Une victime des peurs et des préjugés
Un recul nécessaire, car pour l’instant, l’origine de la pandémie reste incertain. Pourtant, dans certains pays, dont la France, les réactions ne se sont pas faites attendre. A Chauve-Souris Auvergne, les appels ont augmenté. L’une des questions récurrentes : « J’ai des chauves-souris chez moi, que dois-je faire, comment m’en débarrasser ? » D’autant que le confinement est arrivé au printemps, avec la sortie d’hibernation de ces mammifères qui ont rejoint leurs gîtes d’été pour mettre au monde leurs petits. « Il a fallu rassurer, expliquer qu’il n’y avait rien à craindre. Mais certains propriétaires de granges où se réfugient des chauves-souris ont eu des lettres de menaces pour déplacer ou détruire ces colonies... Je crois d’ailleurs qu’une grange a été incendiée. Là, il ne s’agit plus de psychose, c’est du pénal. » En effet, en France, les chauves-souris mais aussi leurs habitats sont protégés par la loi : leur élimination, mais aussi l’altération ou la destruction de leurs gîtes sont illégales et peuvent être punis d’un an d’emprisonnement et de 15 000 € d’amende.
Dans le monde, d’autres actions choc ont eu lieu contre ces animaux nocturnes. En Chine, des habitants ont déplacé des colonies de chauves-souris en pleine hibernation, au risque de les tuer, pour les éloigner de leurs habitations. Au Pérou, des paysans ont décidé de brûler un certain nombre de colonies de chauves-souris avant d’en être empêchés par le gouvernement. Ces deux réactions de peur, relayées dans la presse, ont poussé Tanguy Stoecklé à réagir. Cinéaste animalier, réalisateur et passionné de chiroptères, il a décidé de mettre son film « Une vie de grand rhinolophe » en ligne gratuitement pendant le confinement, et au moins jusqu’à septembre, pour la Nuit Européenne des chauves-souris.

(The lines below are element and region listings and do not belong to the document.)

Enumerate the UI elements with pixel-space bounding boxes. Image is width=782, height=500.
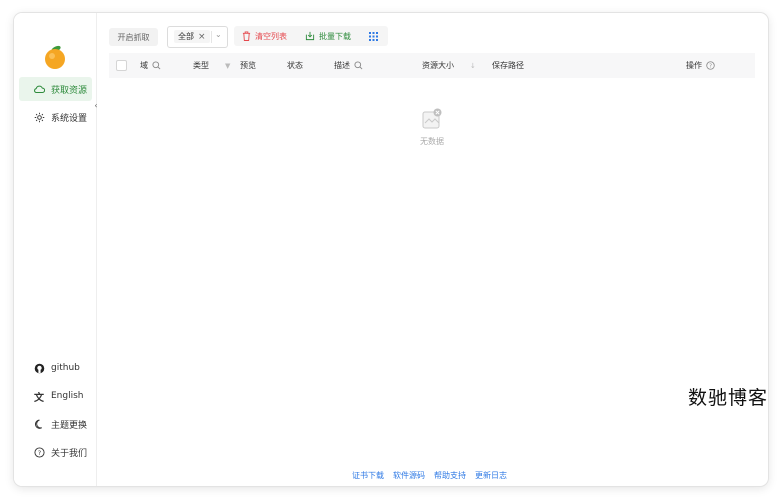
select-all-checkbox[interactable]: [116, 60, 127, 71]
column-label: 状态: [287, 61, 303, 70]
empty-text: 无数据: [420, 137, 444, 146]
resource-type-select[interactable]: 全部 × ⌄: [167, 26, 228, 48]
gear-icon: [33, 111, 45, 123]
column-label: 类型: [193, 61, 209, 70]
list-action-group: 清空列表 批量下载: [234, 26, 388, 46]
grid-icon[interactable]: [369, 29, 378, 43]
column-actions: 操作 ?: [686, 53, 715, 78]
footer-link-help[interactable]: 帮助支持: [434, 470, 466, 481]
column-label: 描述: [334, 61, 350, 70]
svg-text:?: ?: [709, 64, 712, 70]
footer-link-certificate[interactable]: 证书下载: [352, 470, 384, 481]
no-data-icon: [421, 108, 443, 130]
translate-icon: 文: [34, 392, 44, 404]
cloud-icon: [33, 83, 45, 95]
close-icon[interactable]: ×: [198, 32, 206, 42]
sidebar-item-github[interactable]: github: [19, 356, 92, 380]
clear-list-label: 清空列表: [255, 31, 287, 41]
footer-link-source[interactable]: 软件源码: [393, 470, 425, 481]
filter-icon[interactable]: ▼: [225, 62, 230, 70]
table-header: 域 类型 ▼ 预览 状态 描述 资源大小 ↓ 保存路径 操作 ?: [109, 53, 755, 78]
empty-state: 无数据: [404, 108, 460, 147]
orange-icon: [42, 44, 68, 70]
start-capture-button[interactable]: 开启抓取: [109, 28, 158, 46]
batch-download-button[interactable]: 批量下载: [305, 29, 351, 43]
selected-tag-label: 全部: [178, 32, 194, 41]
column-preview: 预览: [240, 53, 256, 78]
column-label: 域: [140, 61, 148, 70]
column-label: 预览: [240, 61, 256, 70]
column-size: 资源大小 ↓: [422, 53, 476, 78]
column-label: 操作: [686, 61, 702, 70]
github-icon: [33, 362, 45, 374]
sidebar-item-label: 系统设置: [51, 113, 88, 124]
trash-icon: [242, 31, 251, 41]
svg-text:?: ?: [37, 448, 40, 456]
sidebar: 获取资源 系统设置 github 文 English 主题更换 ? 关于我们: [14, 13, 97, 486]
sidebar-item-language[interactable]: 文 English: [19, 384, 92, 408]
sidebar-item-label: English: [51, 391, 84, 401]
sidebar-item-label: github: [51, 363, 80, 373]
moon-icon: [33, 418, 45, 430]
column-label: 保存路径: [492, 61, 524, 70]
column-domain: 域: [140, 53, 161, 78]
sort-icon[interactable]: ↓: [470, 62, 476, 70]
chevron-down-icon[interactable]: ⌄: [215, 30, 222, 39]
select-divider: [211, 31, 212, 43]
help-circle-icon: ?: [33, 446, 45, 458]
column-status: 状态: [287, 53, 303, 78]
sidebar-item-label: 主题更换: [51, 420, 88, 431]
sidebar-item-settings[interactable]: 系统设置: [19, 105, 92, 129]
help-circle-icon[interactable]: ?: [706, 61, 715, 70]
column-label: 资源大小: [422, 61, 454, 70]
footer-link-changelog[interactable]: 更新日志: [475, 470, 507, 481]
column-description: 描述: [334, 53, 363, 78]
sidebar-item-label: 关于我们: [51, 448, 88, 459]
batch-download-label: 批量下载: [319, 31, 351, 41]
collapse-sidebar-chevron-icon[interactable]: ‹: [92, 99, 100, 111]
search-icon[interactable]: [152, 61, 161, 70]
sidebar-item-about[interactable]: ? 关于我们: [19, 440, 92, 464]
app-window: 获取资源 系统设置 github 文 English 主题更换 ? 关于我们 ‹…: [14, 13, 768, 486]
download-icon: [305, 31, 315, 41]
column-type: 类型 ▼: [193, 53, 230, 78]
sidebar-item-label: 获取资源: [51, 85, 88, 96]
sidebar-item-theme[interactable]: 主题更换: [19, 412, 92, 436]
search-icon[interactable]: [354, 61, 363, 70]
selected-tag: 全部 ×: [174, 30, 210, 43]
sidebar-item-fetch-resources[interactable]: 获取资源: [19, 77, 92, 101]
clear-list-button[interactable]: 清空列表: [242, 29, 287, 43]
watermark: 数驰博客: [688, 387, 769, 409]
footer-links: 证书下载 软件源码 帮助支持 更新日志: [352, 470, 507, 481]
column-save-path: 保存路径: [492, 53, 524, 78]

Ce film, il lui a fallu 4 ans pour le tourner dans le cadre d’un programme de protection des chauves-souris. Il a porté son choix sur le grand-rhinolophe, une espèce que l’on trouve en Camargue, mais aussi en Auvergne, et nous fait partager sa vie à travers l’histoire d’une femelle et de sa fille. Au final, ce documentaire plusieurs fois primé saisit par la qualité de ses images, son côté pédagogique sur des créatures trop méconnues, mais aussi par la tendresse qui s’en dégage.